Posted by: Raoul Ortega at October 7, 2005 7:05 PM

oj -- nothing so grand; her current client is GWB.

Raoul -- Can't speak for stupid party auxiliaries, but I thought the idea was to put people on the court who could persuade at least 4 others to join them.

Posted by: curt at October 8, 2005 9:44 AM

curt:

You may have read about it--he's the Executive.

And you have the appointment requirements badly wrong. A Court with too many persuaders can't function, as witness the inability of even Scalia and Thomas to agree.
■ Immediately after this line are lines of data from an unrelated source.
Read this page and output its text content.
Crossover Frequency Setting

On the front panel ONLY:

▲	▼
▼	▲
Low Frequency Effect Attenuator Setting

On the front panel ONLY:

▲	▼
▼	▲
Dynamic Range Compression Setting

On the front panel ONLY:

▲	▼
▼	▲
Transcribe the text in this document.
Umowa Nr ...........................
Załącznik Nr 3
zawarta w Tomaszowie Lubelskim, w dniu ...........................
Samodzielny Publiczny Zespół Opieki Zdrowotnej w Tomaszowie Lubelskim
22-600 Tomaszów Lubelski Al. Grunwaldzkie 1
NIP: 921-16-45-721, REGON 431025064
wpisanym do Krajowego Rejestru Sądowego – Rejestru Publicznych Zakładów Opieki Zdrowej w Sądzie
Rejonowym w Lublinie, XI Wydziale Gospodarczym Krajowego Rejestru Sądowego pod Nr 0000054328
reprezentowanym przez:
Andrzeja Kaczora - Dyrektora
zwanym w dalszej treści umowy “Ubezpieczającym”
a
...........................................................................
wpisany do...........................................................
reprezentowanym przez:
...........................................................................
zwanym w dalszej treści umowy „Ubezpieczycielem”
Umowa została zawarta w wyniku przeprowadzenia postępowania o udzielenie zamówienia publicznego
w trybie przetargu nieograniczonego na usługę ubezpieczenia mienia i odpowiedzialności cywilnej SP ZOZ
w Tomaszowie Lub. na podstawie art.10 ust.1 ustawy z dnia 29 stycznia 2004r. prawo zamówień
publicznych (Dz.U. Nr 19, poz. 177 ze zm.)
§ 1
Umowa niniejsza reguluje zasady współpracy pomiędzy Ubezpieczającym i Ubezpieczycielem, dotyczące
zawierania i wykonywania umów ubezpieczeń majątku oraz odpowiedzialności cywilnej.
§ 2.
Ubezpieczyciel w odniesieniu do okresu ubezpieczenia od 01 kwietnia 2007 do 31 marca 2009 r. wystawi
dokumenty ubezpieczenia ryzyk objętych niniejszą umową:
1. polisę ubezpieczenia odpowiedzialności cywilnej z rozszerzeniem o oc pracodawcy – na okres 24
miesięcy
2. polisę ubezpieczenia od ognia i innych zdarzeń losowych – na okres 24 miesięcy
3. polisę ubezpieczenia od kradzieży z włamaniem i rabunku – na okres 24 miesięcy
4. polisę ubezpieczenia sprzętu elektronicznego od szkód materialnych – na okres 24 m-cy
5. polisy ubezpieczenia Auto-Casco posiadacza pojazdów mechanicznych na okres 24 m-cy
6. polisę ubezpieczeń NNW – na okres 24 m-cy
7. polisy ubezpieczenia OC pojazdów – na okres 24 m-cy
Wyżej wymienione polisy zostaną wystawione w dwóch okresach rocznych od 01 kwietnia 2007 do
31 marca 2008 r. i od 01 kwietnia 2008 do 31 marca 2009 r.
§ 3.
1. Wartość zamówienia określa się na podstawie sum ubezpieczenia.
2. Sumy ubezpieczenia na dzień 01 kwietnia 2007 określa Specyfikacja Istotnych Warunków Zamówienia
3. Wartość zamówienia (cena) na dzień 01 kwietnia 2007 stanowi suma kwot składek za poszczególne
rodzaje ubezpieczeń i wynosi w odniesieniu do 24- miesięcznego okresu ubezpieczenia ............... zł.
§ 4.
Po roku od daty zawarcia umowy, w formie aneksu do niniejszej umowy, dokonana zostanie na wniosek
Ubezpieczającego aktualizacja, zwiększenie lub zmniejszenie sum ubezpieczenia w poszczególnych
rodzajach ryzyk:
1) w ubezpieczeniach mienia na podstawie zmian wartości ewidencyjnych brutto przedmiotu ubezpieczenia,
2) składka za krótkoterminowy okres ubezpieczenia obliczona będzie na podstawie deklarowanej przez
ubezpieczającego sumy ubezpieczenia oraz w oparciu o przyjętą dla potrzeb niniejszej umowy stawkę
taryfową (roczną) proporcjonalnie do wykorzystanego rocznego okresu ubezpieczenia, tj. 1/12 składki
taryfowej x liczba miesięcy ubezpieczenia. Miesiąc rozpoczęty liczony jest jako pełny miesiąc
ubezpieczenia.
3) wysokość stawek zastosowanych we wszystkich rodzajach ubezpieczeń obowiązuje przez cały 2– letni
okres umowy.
Posted by: oj at October 8, 2005 9:47 AM

I thought the great persuader was Scalia? Or maybe Chief Roberts? How many persuaders do you want? Nine? You need a few solid faithful (in the secular sense) followers in the group too. Smart people who can recognize a good argument and reject the tangents and dead-ends that intellectuals love to follow. People who can resist the temptation to "grow in office" while being satisfied at doing the grunt work that we all say we want them to do.

Posted by: Raoul Ortega at October 8, 2005 3:04 PM

No one follows Scalia though.

Posted by: oj at October 8, 2005 4:35 PM

OJ,

I have this sneaking suspicion of Scalia. Given his worship of Stare Decisis and given Miranda Uber-Critic Rehnquist's majority-opinion writing upholding Miranda, I feel the Cornerites may have synchronized heart attacks the day Scalia writes the opinion upholding Roe.

And Scalia will write the majority opinion using the same reasoning Rehnquist used (i.e. Popular Culture reasonings).